With Assad backed by Russia and Iran, and Turkey supporting some of the rebels in the northwest where it maintains troops, the offensive has brought into focus the conflict’s knotted geopolitics. Fighting in the northwest had largely abated since Turkey and Russia reached a de-escalation agreement in 2020.

People in the northern Syrian village of Ariha watch as smoke billows from the site of clashes in Aleppo. Source: AFP, Getty / Omar Haj Kadour

Russian, Turkish ministers talk

Russian Foreign Minister Sergei Lavrov held a phone call with his Turkish counterpart, Hakan Fidan, discussing the situation in Syria, Russia’s Foreign Ministry said on Saturday.

“Both sides expressed serious concerns at the dangerous development of the situation,” the ministry said.

They agreed that it was necessary to coordinate joint actions to stabilise the situation in the country.

Turkish security officials had said on Thursday that Ankara had prevented operations which oppostion groups wanted to organise, in order to avoid further tensions in the region.

Iranian Foreign Minister Abbas Araqchi told Lavrov in a phone call that the rebel attacks were part of an Israeli-US plan to destabilise the region, Iranian state media said.

The Syrian Civil Defense, a rescue service operating in opposition-held parts of Syria, said in a post on X that Syrian government and Russian aircraft carried out airstrikes on residential neighbourhoods in rebel-held Idlib, killing four civilians and wounding six others.
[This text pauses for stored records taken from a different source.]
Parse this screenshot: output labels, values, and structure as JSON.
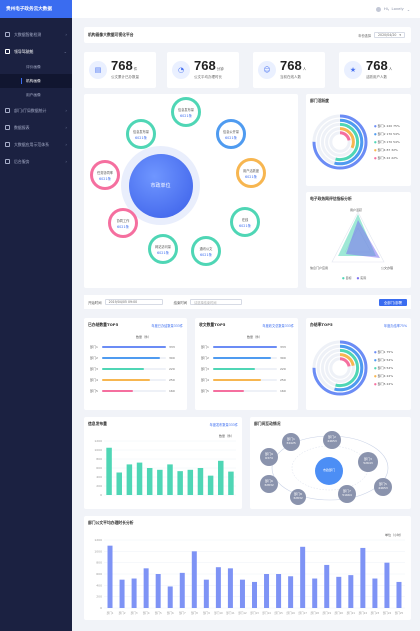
{
  "brand": "贵州电子政务云大数据",
  "sidebar": {
    "items": [
      {
        "label": "大数据智能检测"
      },
      {
        "label": "领导驾驶舱"
      },
      {
        "label": "部门/厅局数据统计"
      },
      {
        "label": "数据报表"
      },
      {
        "label": "大数据应用示范体系"
      },
      {
        "label": "后台服务"
      }
    ],
    "sub": [
      {
        "label": "评价画像"
      },
      {
        "label": "机构画像"
      },
      {
        "label": "用户画像"
      }
    ]
  },
  "topbar": {
    "user": "Hi，Lovely"
  },
  "page": {
    "title": "机构画像大数据可视化平台",
    "date_label": "年份选择",
    "date_value": "2020/04/20"
  },
  "stats": [
    {
      "num": "768",
      "unit": "件",
      "label": "公文累计已办数量"
    },
    {
      "num": "768",
      "unit": "分钟",
      "label": "公文平均办理时长"
    },
    {
      "num": "768",
      "unit": "人",
      "label": "当前在线人数"
    },
    {
      "num": "768",
      "unit": "人",
      "label": "活跃用户人数"
    }
  ],
  "center": {
    "label": "市政单位"
  },
  "nodes": [
    {
      "name": "信息发布量",
      "value": "6021条"
    },
    {
      "name": "信息发布量",
      "value": "6021条"
    },
    {
      "name": "信息公开量",
      "value": "6021条"
    },
    {
      "name": "在线",
      "value": "6021条"
    },
    {
      "name": "通讯公文",
      "value": "6021条"
    },
    {
      "name": "网站访问量",
      "value": "6021条"
    },
    {
      "name": "协同工作",
      "value": "6021条"
    },
    {
      "name": "任务协同率",
      "value": "6021条"
    },
    {
      "name": "用户活跃度",
      "value": "6021条"
    }
  ],
  "activity": {
    "title": "部门活跃度",
    "legend": [
      {
        "name": "部门1",
        "value": "220",
        "pct": "75%"
      },
      {
        "name": "部门2",
        "value": "170",
        "pct": "54%"
      },
      {
        "name": "部门3",
        "value": "170",
        "pct": "54%"
      },
      {
        "name": "部门4",
        "value": "87",
        "pct": "32%"
      },
      {
        "name": "部门5",
        "value": "22",
        "pct": "22%"
      }
    ]
  },
  "radar": {
    "title": "电子政务网评估指标分析",
    "labels": [
      "用户活跃",
      "公文办理",
      "信息门户应用"
    ],
    "legend": [
      "目标",
      "实际"
    ]
  },
  "filter": {
    "start_label": "开始时间",
    "start_value": "2019/04/05 09:00",
    "end_label": "结束时间",
    "end_placeholder": "请选择结束时间",
    "button": "全部门/部署"
  },
  "top5a": {
    "title": "已办结数量TOP5",
    "link": "年度已办结数量333件",
    "header": "数量（件）",
    "items": [
      {
        "name": "部门1",
        "value": "333"
      },
      {
        "name": "部门2",
        "value": "300"
      },
      {
        "name": "部门3",
        "value": "220"
      },
      {
        "name": "部门4",
        "value": "250"
      },
      {
        "name": "部门5",
        "value": "160"
      }
    ]
  },
  "top5b": {
    "title": "收文数量TOP5",
    "link": "年度收文总数量333件",
    "header": "数量（件）",
    "items": [
      {
        "name": "部门1",
        "value": "333"
      },
      {
        "name": "部门2",
        "value": "300"
      },
      {
        "name": "部门3",
        "value": "220"
      },
      {
        "name": "部门4",
        "value": "250"
      },
      {
        "name": "部门5",
        "value": "160"
      }
    ]
  },
  "office": {
    "title": "办结率TOP5",
    "link": "年度办结率75%",
    "legend": [
      {
        "name": "部门1",
        "pct": "75%"
      },
      {
        "name": "部门2",
        "pct": "54%"
      },
      {
        "name": "部门3",
        "pct": "54%"
      },
      {
        "name": "部门4",
        "pct": "22%"
      },
      {
        "name": "部门5",
        "pct": "22%"
      }
    ]
  },
  "infopub": {
    "title": "信息发布量",
    "link": "年度发布数量333件",
    "unit": "数量（件）"
  },
  "links": {
    "title": "部门间互动情况",
    "center": "市政部门",
    "bubbles": [
      {
        "name": "部门1",
        "value": "34425"
      },
      {
        "name": "部门2",
        "value": "44653"
      },
      {
        "name": "部门3",
        "value": "52643"
      },
      {
        "name": "部门4",
        "value": "34425"
      },
      {
        "name": "部门5",
        "value": "44653"
      },
      {
        "name": "部门6",
        "value": "32832"
      },
      {
        "name": "部门7",
        "value": "51664"
      },
      {
        "name": "部门8",
        "value": "32832"
      },
      {
        "name": "部门9",
        "value": "6374"
      }
    ]
  },
  "docavg": {
    "title": "部门公文平均办理时长分析",
    "unit": "单位（小时）"
  },
  "colors": {
    "accent": "#3a6cf0",
    "teal": "#4fd6b5",
    "orange": "#f7b650",
    "pink": "#f56f9f",
    "green": "#7cd958",
    "sidebar": "#1b2141"
  },
  "chart_data": [
    {
      "type": "bar",
      "title": "已办结数量TOP5",
      "categories": [
        "部门1",
        "部门2",
        "部门3",
        "部门4",
        "部门5"
      ],
      "values": [
        333,
        300,
        220,
        250,
        160
      ]
    },
    {
      "type": "bar",
      "title": "收文数量TOP5",
      "categories": [
        "部门1",
        "部门2",
        "部门3",
        "部门4",
        "部门5"
      ],
      "values": [
        333,
        300,
        220,
        250,
        160
      ]
    },
    {
      "type": "bar",
      "title": "信息发布量",
      "ylabel": "数量（件）",
      "ylim": [
        0,
        1200
      ],
      "yticks": [
        0,
        200,
        400,
        600,
        800,
        1000,
        1200
      ],
      "categories": [
        "部门1",
        "部门2",
        "部门3",
        "部门4",
        "部门5",
        "部门6",
        "部门7",
        "部门8",
        "部门9",
        "部门10",
        "部门11",
        "部门12",
        "部门13"
      ],
      "values": [
        1050,
        500,
        680,
        720,
        600,
        560,
        680,
        530,
        560,
        600,
        430,
        760,
        520
      ]
    },
    {
      "type": "bar",
      "title": "部门公文平均办理时长分析",
      "ylabel": "单位（小时）",
      "ylim": [
        0,
        1200
      ],
      "yticks": [
        0,
        200,
        400,
        600,
        800,
        1000,
        1200
      ],
      "categories": [
        "部门1",
        "部门2",
        "部门3",
        "部门4",
        "部门5",
        "部门6",
        "部门7",
        "部门8",
        "部门9",
        "部门10",
        "部门11",
        "部门12",
        "部门13",
        "部门14",
        "部门15",
        "部门16",
        "部门17",
        "部门18",
        "部门19",
        "部门20",
        "部门21",
        "部门22",
        "部门23",
        "部门24",
        "部门25"
      ],
      "values": [
        1100,
        500,
        520,
        700,
        600,
        380,
        620,
        1000,
        500,
        720,
        700,
        500,
        460,
        600,
        600,
        560,
        1080,
        520,
        760,
        550,
        580,
        1060,
        520,
        800,
        460
      ]
    }
  ]
}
Two Syrian military sources said Russia has promised Damascus extra military aid that would start arriving in the next 72 hours.

The Kurdish People’s Protection Units (YPG), which spearhead the US-backed Syrian Democratic Forces that control much of northeastern and eastern Syria and have long had a foothold in Aleppo, widened their control in the city as government troops left, a senior YPG source said.

Mustafa Abdul Jaber, a commander in the Jaish al-Izza rebel brigade, said the rebels’ speedy advance had been helped by a lack of Iran-backed manpower to support the government in the broader Aleppo province.

Iran’s allies in the region have suffered a series of blows at the hands of Israel as the Gaza war has expanded through the Middle East.

The opposition fighters have said the campaign was in response to stepped-up strikes in recent weeks against civilians by the Russian and Syrian air forces on areas of Idlib province, and to preempt any attacks by the Syrian army.